There are a number of efforts going on to help right now. As many Japanese are rightfully proud of how well Japan is handling this catastrophe, I'm also proud of how quick and eager both the U.S. and foreigners of all stripes in Japan have been to give whatever aid they can. There are a number of efforts underway to provide money, supplies, housing, and moral support to the victims in Japan. I'll be posting some resources at JADJ's Facebook page, but here are some I've come across:

(Some of these are mentioned in the above Tofugu post)

- There is a campaign starting up by Jason Kelly called Socks For Japan, which aims to send unused socks to those people who need them most right now.

- Second Harvest Japan is currently accepting food and other supplies as donations to the disaster victims.

- Hope Letters is a letter-writing campaign that began on March 11th, to send letter of support to victims. Morale can also be an important resource.

- CouchSurfing has set up a group for those willing to put up refugees.
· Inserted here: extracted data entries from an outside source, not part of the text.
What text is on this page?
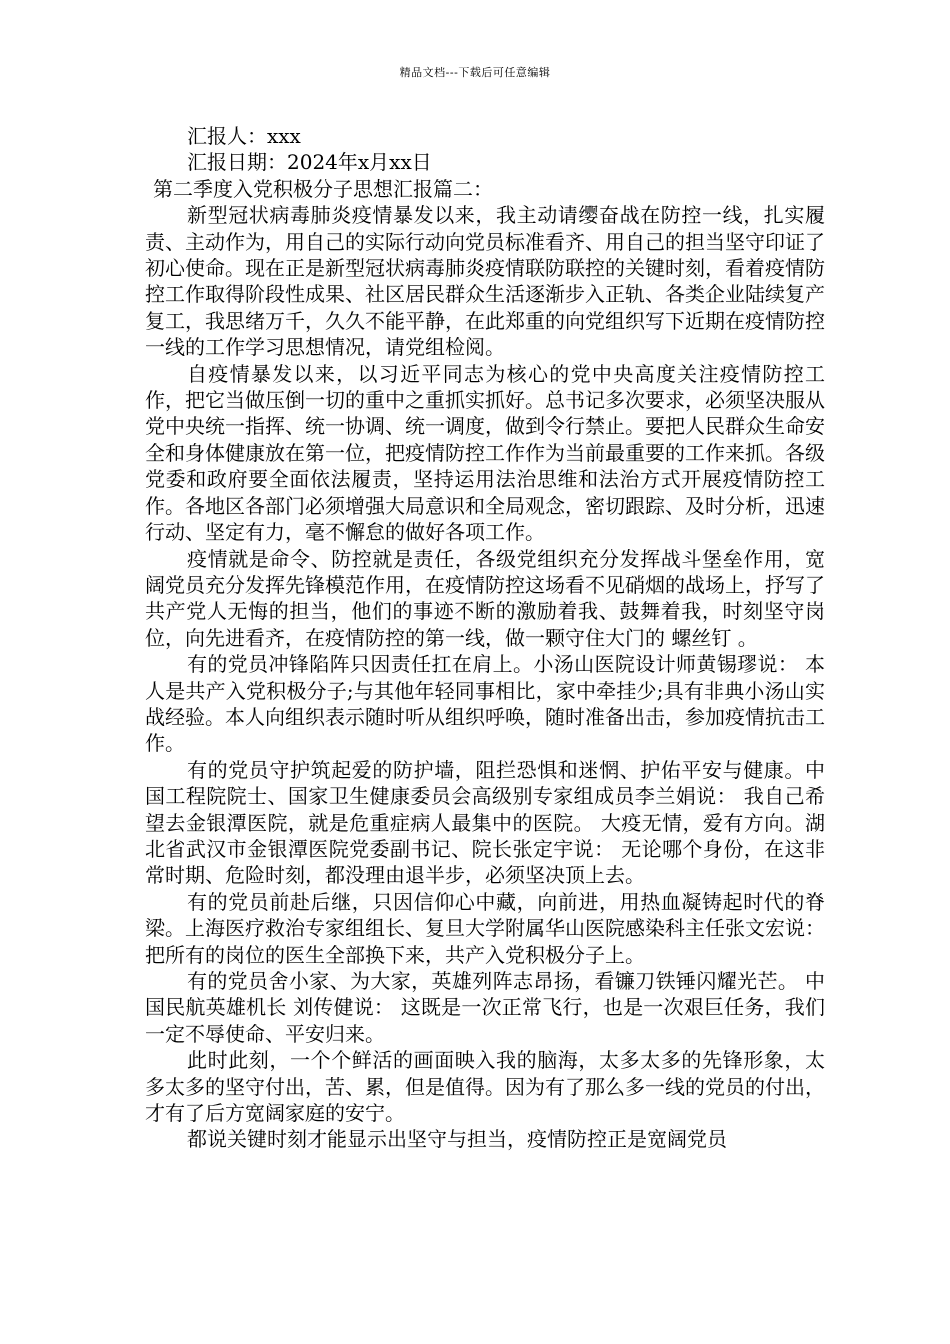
精品文档---下载后可任意编辑

汇报人：xxx

汇报日期：2024年x月xx日

第二季度入党积极分子思想汇报篇二：

新型冠状病毒肺炎疫情暴发以来，我主动请缨奋战在防控一线，扎实履责、主动作为，用自己的实际行动向党员标准看齐、用自己的担当坚守印证了初心使命。现在正是新型冠状病毒肺炎疫情联防联控的关键时刻，看着疫情防控工作取得阶段性成果、社区居民群众生活逐渐步入正轨、各类企业陆续复产复工，我思绪万千，久久不能平静，在此郑重的向党组织写下近期在疫情防控一线的工作学习思想情况，请党组检阅。

自疫情暴发以来，以习近平同志为核心的党中央高度关注疫情防控工作，把它当做压倒一切的重中之重抓实抓好。总书记多次要求，必须坚决服从党中央统一指挥、统一协调、统一调度，做到令行禁止。要把人民群众生命安全和身体健康放在第一位，把疫情防控工作作为当前最重要的工作来抓。各级党委和政府要全面依法履责，坚持运用法治思维和法治方式开展疫情防控工作。各地区各部门必须增强大局意识和全局观念，密切跟踪、及时分析，迅速行动、坚定有力，毫不懈怠的做好各项工作。

疫情就是命令、防控就是责任，各级党组织充分发挥战斗堡垒作用，宽阔党员充分发挥先锋模范作用，在疫情防控这场看不见硝烟的战场上，抒写了共产党人无悔的担当，他们的事迹不断的激励着我、鼓舞着我，时刻坚守岗位，向先进看齐，在疫情防控的第一线，做一颗守住大门的 螺丝钉 。

有的党员冲锋陷阵只因责任扛在肩上。小汤山医院设计师黄锡璆说： 本人是共产入党积极分子;与其他年轻同事相比，家中牵挂少;具有非典小汤山实战经验。本人向组织表示随时听从组织呼唤，随时准备出击，参加疫情抗击工作。

有的党员守护筑起爱的防护墙，阻拦恐惧和迷惘、护佑平安与健康。中国工程院院士、国家卫生健康委员会高级别专家组成员李兰娟说： 我自己希望去金银潭医院，就是危重症病人最集中的医院。 大疫无情，爱有方向。湖北省武汉市金银潭医院党委副书记、院长张定宇说： 无论哪个身份，在这非常时期、危险时刻，都没理由退半步，必须坚决顶上去。

有的党员前赴后继，只因信仰心中藏，向前进，用热血凝铸起时代的脊梁。上海医疗救治专家组组长、复旦大学附属华山医院感染科主任张文宏说： 把所有的岗位的医生全部换下来，共产入党积极分子上。

有的党员舍小家、为大家，英雄列阵志昂扬，看镰刀铁锤闪耀光芒。 中国民航英雄机长 刘传健说： 这既是一次正常飞行，也是一次艰巨任务，我们一定不辱使命、平安归来。

此时此刻，一个个鲜活的画面映入我的脑海，太多太多的先锋形象，太多太多的坚守付出，苦、累，但是值得。因为有了那么多一线的党员的付出，才有了后方宽阔家庭的安宁。

都说关键时刻才能显示出坚守与担当，疫情防控正是宽阔党员
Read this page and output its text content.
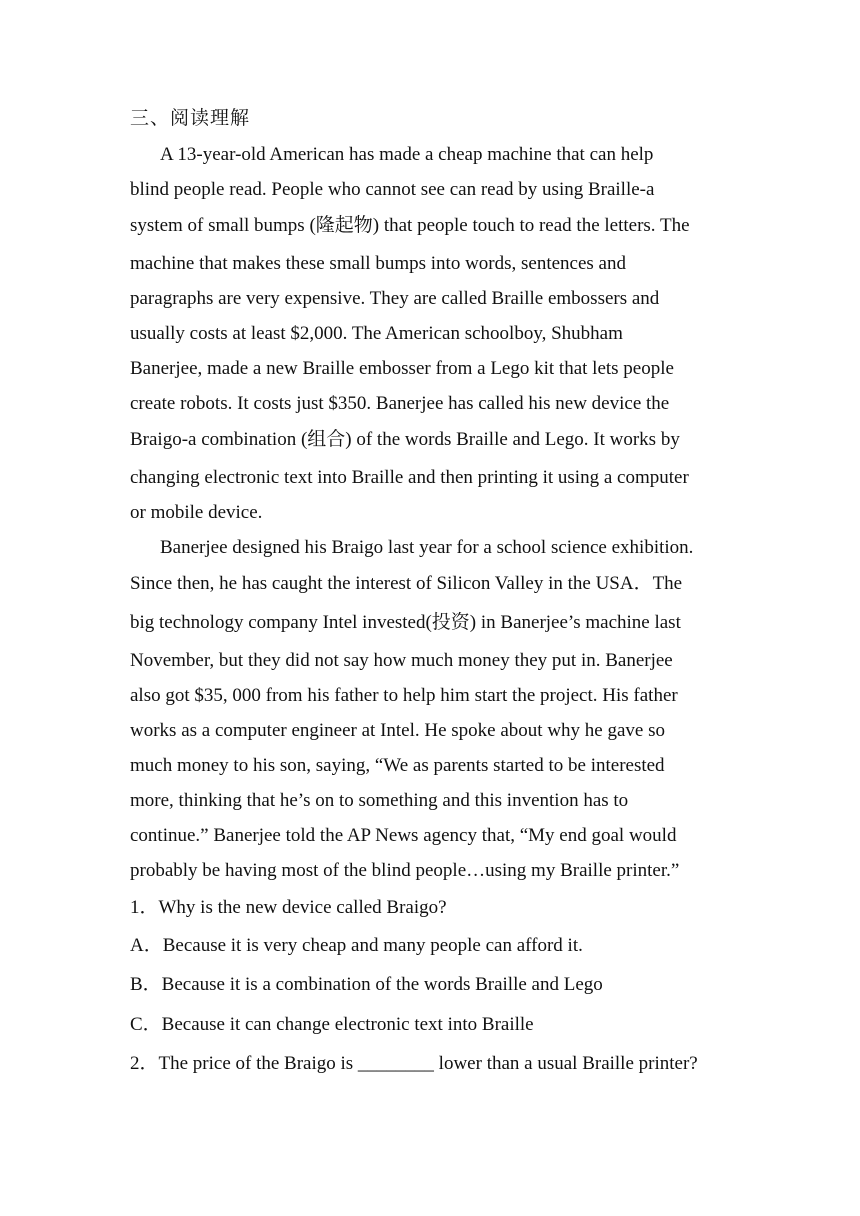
三、阅读理解
A 13-year-old American has made a cheap machine that can help
blind people read. People who cannot see can read by using Braille-a
system of small bumps (隆起物) that people touch to read the letters. The
machine that makes these small bumps into words, sentences and
paragraphs are very expensive. They are called Braille embossers and
usually costs at least $2,000. The American schoolboy, Shubham
Banerjee, made a new Braille embosser from a Lego kit that lets people
create robots. It costs just $350. Banerjee has called his new device the
Braigo-a combination (组合) of the words Braille and Lego. It works by
changing electronic text into Braille and then printing it using a computer
or mobile device.
Banerjee designed his Braigo last year for a school science exhibition.
Since then, he has caught the interest of Silicon Valley in the USA．The
big technology company Intel invested(投资) in Banerjee’s machine last
November, but they did not say how much money they put in. Banerjee
also got $35, 000 from his father to help him start the project. His father
works as a computer engineer at Intel. He spoke about why he gave so
much money to his son, saying, “We as parents started to be interested
more, thinking that he’s on to something and this invention has to
continue.” Banerjee told the AP News agency that, “My end goal would
probably be having most of the blind people…using my Braille printer.”
1．Why is the new device called Braigo?
A．Because it is very cheap and many people can afford it.
B．Because it is a combination of the words Braille and Lego
C．Because it can change electronic text into Braille
2．The price of the Braigo is ________ lower than a usual Braille printer?
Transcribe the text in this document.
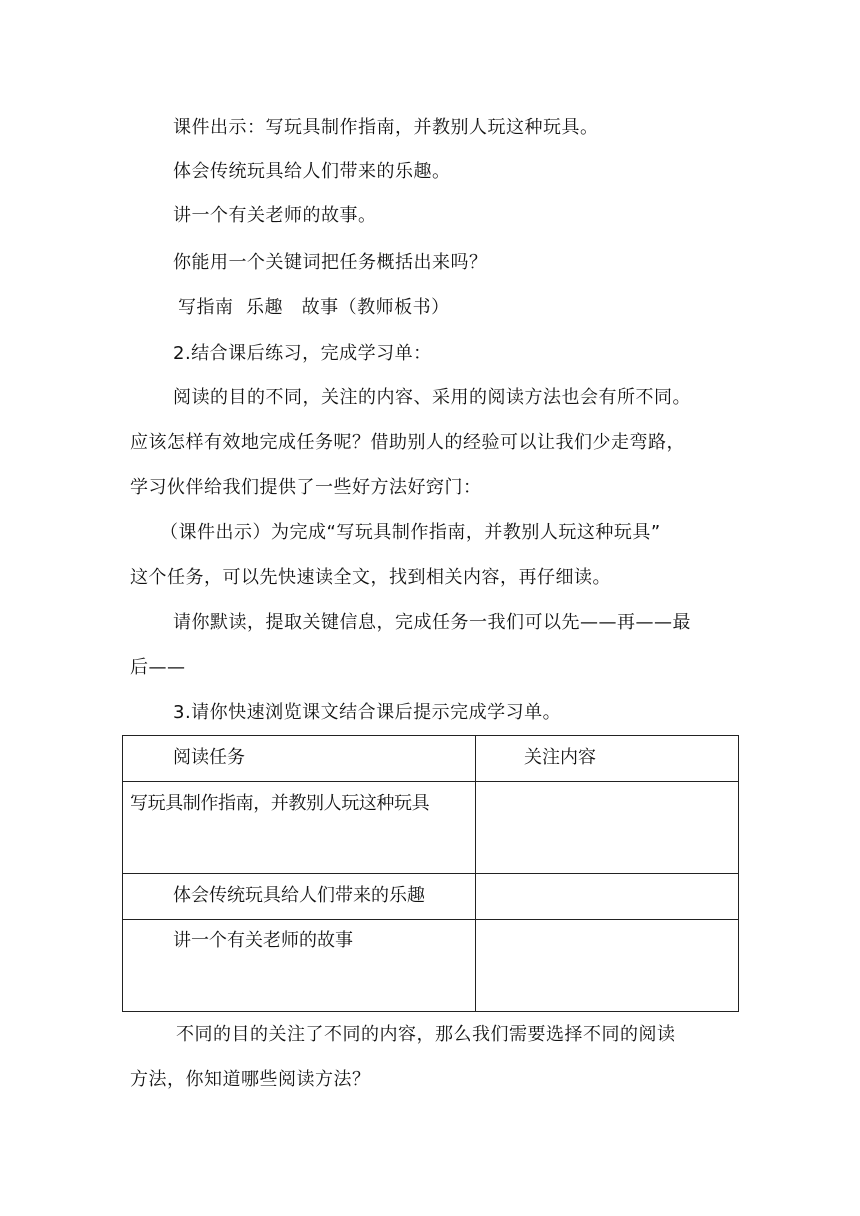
课件出示：写玩具制作指南，并教别人玩这种玩具。
体会传统玩具给人们带来的乐趣。
讲一个有关老师的故事。
你能用一个关键词把任务概括出来吗？
写指南  乐趣   故事（教师板书）
2.结合课后练习，完成学习单：
阅读的目的不同，关注的内容、采用的阅读方法也会有所不同。
应该怎样有效地完成任务呢？借助别人的经验可以让我们少走弯路，
学习伙伴给我们提供了一些好方法好窍门：
（课件出示）为完成“写玩具制作指南，并教别人玩这种玩具”
这个任务，可以先快速读全文，找到相关内容，再仔细读。
请你默读，提取关键信息，完成任务一我们可以先——再——最
后——
3.请你快速浏览课文结合课后提示完成学习单。
阅读任务	关注内容

写玩具制作指南，并教别人玩这种玩具	

体会传统玩具给人们带来的乐趣	

讲一个有关老师的故事	

不同的目的关注了不同的内容，那么我们需要选择不同的阅读
方法，你知道哪些阅读方法？
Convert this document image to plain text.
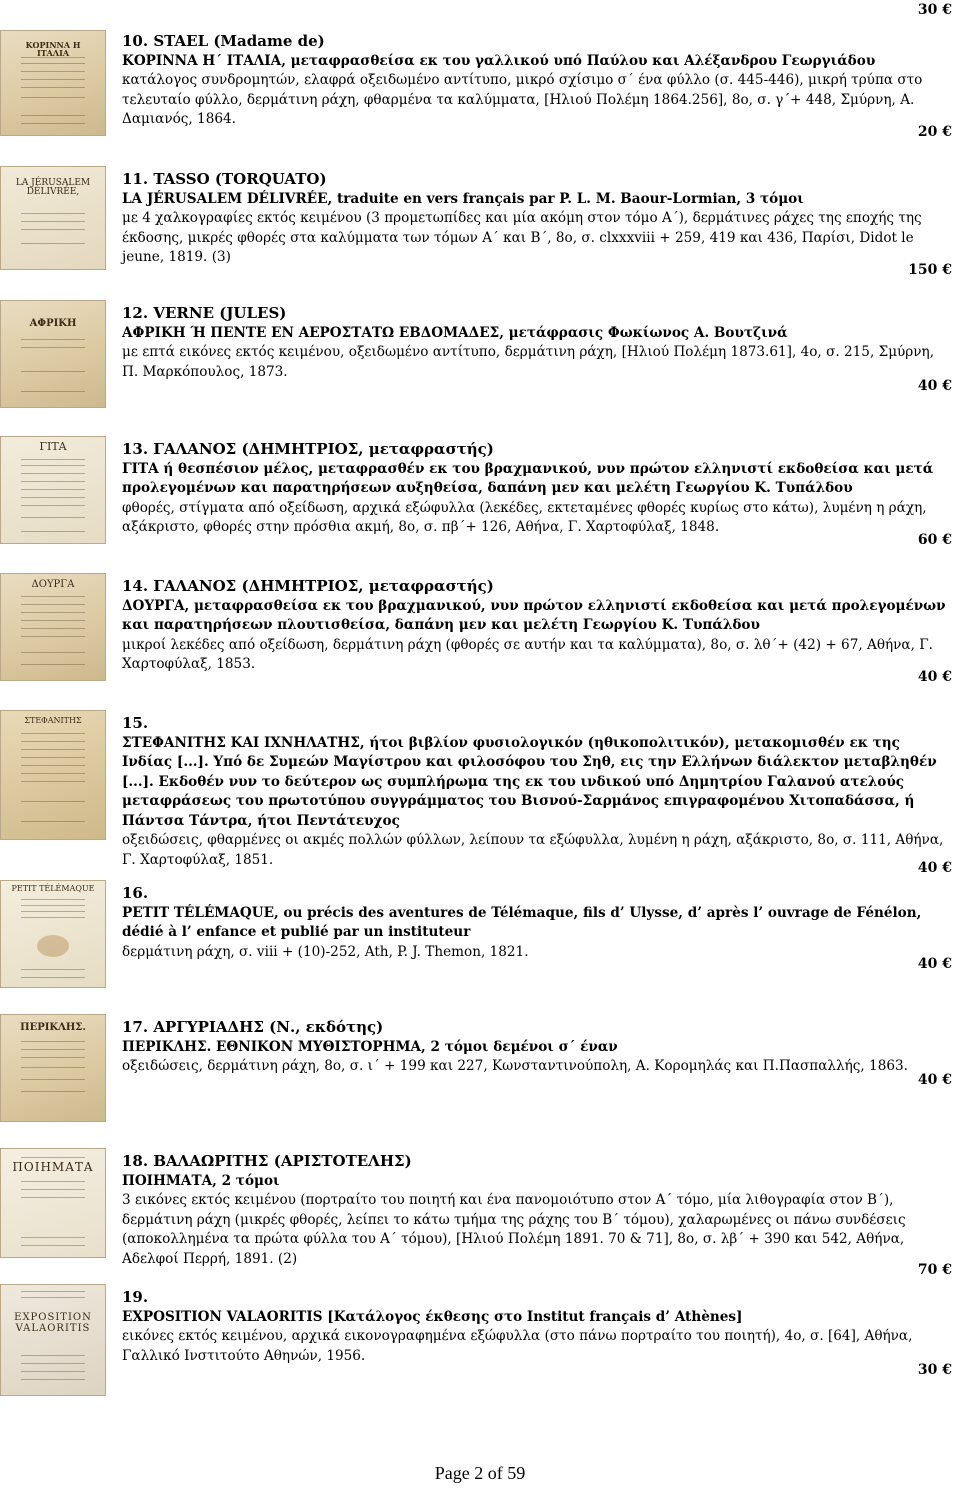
30 €
ΚΟΡΙΝΝΑ Η ΙΤΑΛΙΑ
10. STAEL (Madame de)
ΚΟΡΙΝΝΑ Η΄ ΙΤΑΛΙΑ, μεταφρασθείσα εκ του γαλλικού υπό Παύλου και Αλέξανδρου Γεωργιάδου
κατάλογος συνδρομητών, ελαφρά οξειδωμένο αντίτυπο, μικρό σχίσιμο σ΄ ένα φύλλο (σ. 445-446), μικρή τρύπα στο τελευταίο φύλλο, δερμάτινη ράχη, φθαρμένα τα καλύμματα, [Ηλιού Πολέμη 1864.256], 8ο, σ. γ΄+ 448, Σμύρνη, Α. Δαμιανός, 1864.
20 €
LA JÉRUSALEM DÉLIVRÉE,
11. TASSO (TORQUATO)
LA JÉRUSALEM DÉLIVRÉE, traduite en vers français par P. L. M. Baour-Lormian, 3 τόμοι
με 4 χαλκογραφίες εκτός κειμένου (3 προμετωπίδες και μία ακόμη στον τόμο Α΄), δερμάτινες ράχες της εποχής της έκδοσης, μικρές φθορές στα καλύμματα των τόμων Α΄ και Β΄, 8ο, σ. clxxxviii + 259, 419 και 436, Παρίσι, Didot le jeune, 1819. (3)
150 €
ΑΦΡΙΚΗ
12. VERNE (JULES)
ΑΦΡΙΚΗ Ή ΠΕΝΤΕ ΕΝ ΑΕΡΟΣΤΑΤΩ ΕΒΔΟΜΑΔΕΣ, μετάφρασις Φωκίωνος Α. Βουτζινά
με επτά εικόνες εκτός κειμένου, οξειδωμένο αντίτυπο, δερμάτινη ράχη, [Ηλιού Πολέμη 1873.61], 4ο, σ. 215, Σμύρνη, Π. Μαρκόπουλος, 1873.
40 €
ΓΙΤΑ	13. ΓΑΛΑΝΟΣ (ΔΗΜΗΤΡΙΟΣ, μεταφραστής)
ΓΙΤΑ ή θεσπέσιον μέλος, μεταφρασθέν εκ του βραχμανικού, νυν πρώτον ελληνιστί εκδοθείσα και μετά προλεγομένων και παρατηρήσεων αυξηθείσα, δαπάνη μεν και μελέτη Γεωργίου Κ. Τυπάλδου
φθορές, στίγματα από οξείδωση, αρχικά εξώφυλλα (λεκέδες, εκτεταμένες φθορές κυρίως στο κάτω), λυμένη η ράχη, αξάκριστο, φθορές στην πρόσθια ακμή, 8ο, σ. πβ΄+ 126, Αθήνα, Γ. Χαρτοφύλαξ, 1848.
60 €
ΔΟΥΡΓΑ	14. ΓΑΛΑΝΟΣ (ΔΗΜΗΤΡΙΟΣ, μεταφραστής)
ΔΟΥΡΓΑ, μεταφρασθείσα εκ του βραχμανικού, νυν πρώτον ελληνιστί εκδοθείσα και μετά προλεγομένων και παρατηρήσεων πλουτισθείσα, δαπάνη μεν και μελέτη Γεωργίου Κ. Τυπάλδου
μικροί λεκέδες από οξείδωση, δερμάτινη ράχη (φθορές σε αυτήν και τα καλύμματα), 8ο, σ. λθ΄+ (42) + 67, Αθήνα, Γ. Χαρτοφύλαξ, 1853.
40 €
ΣΤΕΦΑΝΙΤΗΣ	15.
ΣΤΕΦΑΝΙΤΗΣ ΚΑΙ ΙΧΝΗΛΑΤΗΣ, ήτοι βιβλίον φυσιολογικόν (ηθικοπολιτικόν), μετακομισθέν εκ της Ινδίας [...]. Υπό δε Συμεών Μαγίστρου και φιλοσόφου του Σηθ, εις την Ελλήνων διάλεκτον μεταβληθέν [...]. Εκδοθέν νυν το δεύτερον ως συμπλήρωμα της εκ του ινδικού υπό Δημητρίου Γαλανού ατελούς μεταφράσεως του πρωτοτύπου συγγράμματος του Βισνού-Σαρμάνος επιγραφομένου Χιτοπαδάσσα, ή Πάντσα Τάντρα, ήτοι Πεντάτευχος
οξειδώσεις, φθαρμένες οι ακμές πολλών φύλλων, λείπουν τα εξώφυλλα, λυμένη η ράχη, αξάκριστο, 8ο, σ. 111, Αθήνα, Γ. Χαρτοφύλαξ, 1851.
40 €
PETIT TÉLÉMAQUE 16.
PETIT TÉLÉMAQUE, ou précis des aventures de Télémaque, fils d’ Ulysse, d’ après l’ ouvrage de Fénélon, dédié à l’ enfance et publié par un instituteur
δερμάτινη ράχη, σ. viii + (10)-252, Ath, P. J. Themon, 1821.
40 €
ΠΕΡΙΚΛΗΣ.	17. ΑΡΓΥΡΙΑΔΗΣ (Ν., εκδότης)
ΠΕΡΙΚΛΗΣ. ΕΘΝΙΚΟΝ ΜΥΘΙΣΤΟΡΗΜΑ, 2 τόμοι δεμένοι σ΄ έναν
οξειδώσεις, δερμάτινη ράχη, 8ο, σ. ι΄ + 199 και 227, Κωνσταντινούπολη, Α. Κορομηλάς και Π.Πασπαλλής, 1863.
40 €
ΠΟΙΗΜΑΤΑ 18. ΒΑΛΑΩΡΙΤΗΣ (ΑΡΙΣΤΟΤΕΛΗΣ)
ΠΟΙΗΜΑΤΑ, 2 τόμοι
3 εικόνες εκτός κειμένου (πορτραίτο του ποιητή και ένα πανομοιότυπο στον Α΄ τόμο, μία λιθογραφία στον Β΄), δερμάτινη ράχη (μικρές φθορές, λείπει το κάτω τμήμα της ράχης του Β΄ τόμου), χαλαρωμένες οι πάνω συνδέσεις (αποκολλημένα τα πρώτα φύλλα του Α΄ τόμου), [Ηλιού Πολέμη 1891. 70 & 71], 8ο, σ. λβ΄ + 390 και 542, Αθήνα, Αδελφοί Περρή, 1891. (2)
70 €
EXPOSITION VALAORITIS
19.
EXPOSITION VALAORITIS [Κατάλογος έκθεσης στο Institut français d’ Athènes]
εικόνες εκτός κειμένου, αρχικά εικονογραφημένα εξώφυλλα (στο πάνω πορτραίτο του ποιητή), 4ο, σ. [64], Αθήνα, Γαλλικό Ινστιτούτο Αθηνών, 1956.
30 €
Page 2 of 59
- National AJET has set up a Facebook-coordinated effort called Man Up For Japan to donate to the relief effort. It's particularly targeted at asking JET members to donate a portion of their next paycheck, but everyone is welcome.

- Update: Rene from Shoujiki Shindoi is organizing Project Hitori Jyanai (You're Not Alone), another effort at boosting morale through positive messages and photos.

There are also a large number of organizations and charities accepting donations. You can donate through iTunes and, I've heard. If you have the will, there are many ways to help.

If you have any other websites or resources to contribute, please share them in the comments!

I think after today, unless there are any major developments, I'll try to get back to posting as normal.


  1. Hi,there's a project called Project Hitori Jyanai that aims to cheer and encourage the people in Japan. Basically its about collecting photographs with encouraging messages. More information here

  2. Thanks, Rene! I'll add it to the list.

  3. Big thanks for the link to that dog story. I love animals. You made a bad day good. Thanks!!

  4. My pleasure! Nice to see some good news once in a while.